C'est un mensonge, bien évidement, puisque tout ne pourra jamais bien aller – la preuve en est à ces larmes. Elles ne disparaîtront sans doute jamais totalement, à l'image de leurs cauchemars respectifs ; les tortures, le Darkling, les morts – Mal, David et tous les autres... Mais elle la rassure quand même, car que pourrait-elle bien faire d'autre ?
Au bout d'un moment, la brune semble quelque peu calmée.
Ce n'est alors qu'elle remarque que le soleil commence à poindre.
Aussitôt, les tremblements reprennent. Cette fois-ci, ils sont plus maîtrisés, mais Genya sait combien Alina souffre de voir l'astre. Pendant si longtemps, le soleil était son allié, voir plus – elle était le soleil incarné. L'invocatrice de lumière. Partout où elle allée, ce symbole la représentait. Et si elle ne voulait pas de ce pouvoir au début, il est rapidement devenu son seul allié de confiance. Et désormais, elle l'a perdu. Le soleil l'a quitté, la laissant seule pour affronter l'obscurité. Chaque confrontation avec l'astre lui rappelle ce qu'elle a perdu et ce qu'elle a échoué à garder – son pouvoir, bien sûr, mais aussi Mal. Alors Genya n'est pas étonné lorsqu'elle sent une pression d'Alina sur son bras, qui lui demande de rentrer. Mais la rousse dit doucement :
- En fait, j'étais venue assister au lever du soleil.
- Pourquoi ? S'étrangle Alina.
Après tout, elle n'est pas la seule à souffrir du soleil. David aussi n'a pas survécu à la guerre. Et même si elles pansent leurs blessures ensemble, aucun de leur baisers ne pourra complètement remplacé ceux qui ont fait si longtemps battre leurs cœurs. Alors que Genya vienne rendre hommage à l'astre qui les a lâché au si mauvais moment, c'est une chose étonnante.
- Cela me manquait, finit par répondre Genya. Je me suis levée tôt pour pouvoir assister à son lever. Mais... Mais quand tu es arrivée, j'étais en train de faire demi-tour.

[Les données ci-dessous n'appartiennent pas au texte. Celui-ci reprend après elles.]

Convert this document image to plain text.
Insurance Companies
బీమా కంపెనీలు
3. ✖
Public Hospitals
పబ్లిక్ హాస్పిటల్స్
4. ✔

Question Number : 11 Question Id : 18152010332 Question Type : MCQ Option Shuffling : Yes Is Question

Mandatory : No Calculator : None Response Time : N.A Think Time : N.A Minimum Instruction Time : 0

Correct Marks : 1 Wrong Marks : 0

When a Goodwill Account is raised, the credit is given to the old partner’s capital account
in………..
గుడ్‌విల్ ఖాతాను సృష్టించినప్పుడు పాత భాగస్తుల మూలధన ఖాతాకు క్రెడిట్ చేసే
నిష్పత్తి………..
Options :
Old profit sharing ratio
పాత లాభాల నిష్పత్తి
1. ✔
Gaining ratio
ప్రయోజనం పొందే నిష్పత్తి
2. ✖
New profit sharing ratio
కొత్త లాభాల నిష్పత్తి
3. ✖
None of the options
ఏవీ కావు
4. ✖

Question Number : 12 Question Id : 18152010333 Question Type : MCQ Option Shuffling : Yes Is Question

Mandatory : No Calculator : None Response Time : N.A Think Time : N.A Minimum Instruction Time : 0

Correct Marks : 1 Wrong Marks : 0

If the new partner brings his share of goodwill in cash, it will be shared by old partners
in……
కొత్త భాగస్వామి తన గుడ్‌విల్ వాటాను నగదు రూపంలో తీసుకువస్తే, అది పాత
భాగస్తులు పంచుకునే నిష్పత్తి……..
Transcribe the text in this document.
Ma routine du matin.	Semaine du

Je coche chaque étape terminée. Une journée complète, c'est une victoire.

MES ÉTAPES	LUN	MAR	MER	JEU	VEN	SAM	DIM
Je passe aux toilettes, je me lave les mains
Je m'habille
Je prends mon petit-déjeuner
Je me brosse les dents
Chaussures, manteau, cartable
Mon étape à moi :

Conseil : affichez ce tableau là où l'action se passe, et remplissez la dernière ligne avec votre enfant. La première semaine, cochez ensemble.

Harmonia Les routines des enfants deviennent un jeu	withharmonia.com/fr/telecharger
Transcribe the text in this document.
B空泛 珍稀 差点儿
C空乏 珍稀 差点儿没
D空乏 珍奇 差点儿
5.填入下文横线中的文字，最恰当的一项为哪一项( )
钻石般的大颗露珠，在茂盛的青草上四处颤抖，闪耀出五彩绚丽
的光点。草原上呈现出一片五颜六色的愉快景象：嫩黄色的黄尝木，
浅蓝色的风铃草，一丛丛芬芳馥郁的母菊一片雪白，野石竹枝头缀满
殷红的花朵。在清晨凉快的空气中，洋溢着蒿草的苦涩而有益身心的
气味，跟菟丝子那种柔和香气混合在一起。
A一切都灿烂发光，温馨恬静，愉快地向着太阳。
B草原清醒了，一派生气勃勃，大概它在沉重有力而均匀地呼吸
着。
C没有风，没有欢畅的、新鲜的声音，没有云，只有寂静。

Je suis tellement faible... murmure-t-elle amèrement.
- Tu n'es pas faible, lui répond alors Alina avec ferveur. Tu es Genya Saffin, celle qui a tenu tête au Darkling !
- Il faut croire que les mauvais souvenirs sont plus forts que l'Hérétique Noir, ironise la rousse. Je ne suis pas assez forte, c'est tout.
- Moi non plus, je ne suis pas forte. Mais tu te rappelles de ce que tu m'avais dit ? À deux, nous pouvons être plus fortes.
Se disant, Alina lui tend une main secouée de tremblements. Après une hésitation, Genya la saisit. Elles s'assirent alors toutes deux dans l'herbe fraîche du matin et attendirent ensemble que le soleil termine de se lever.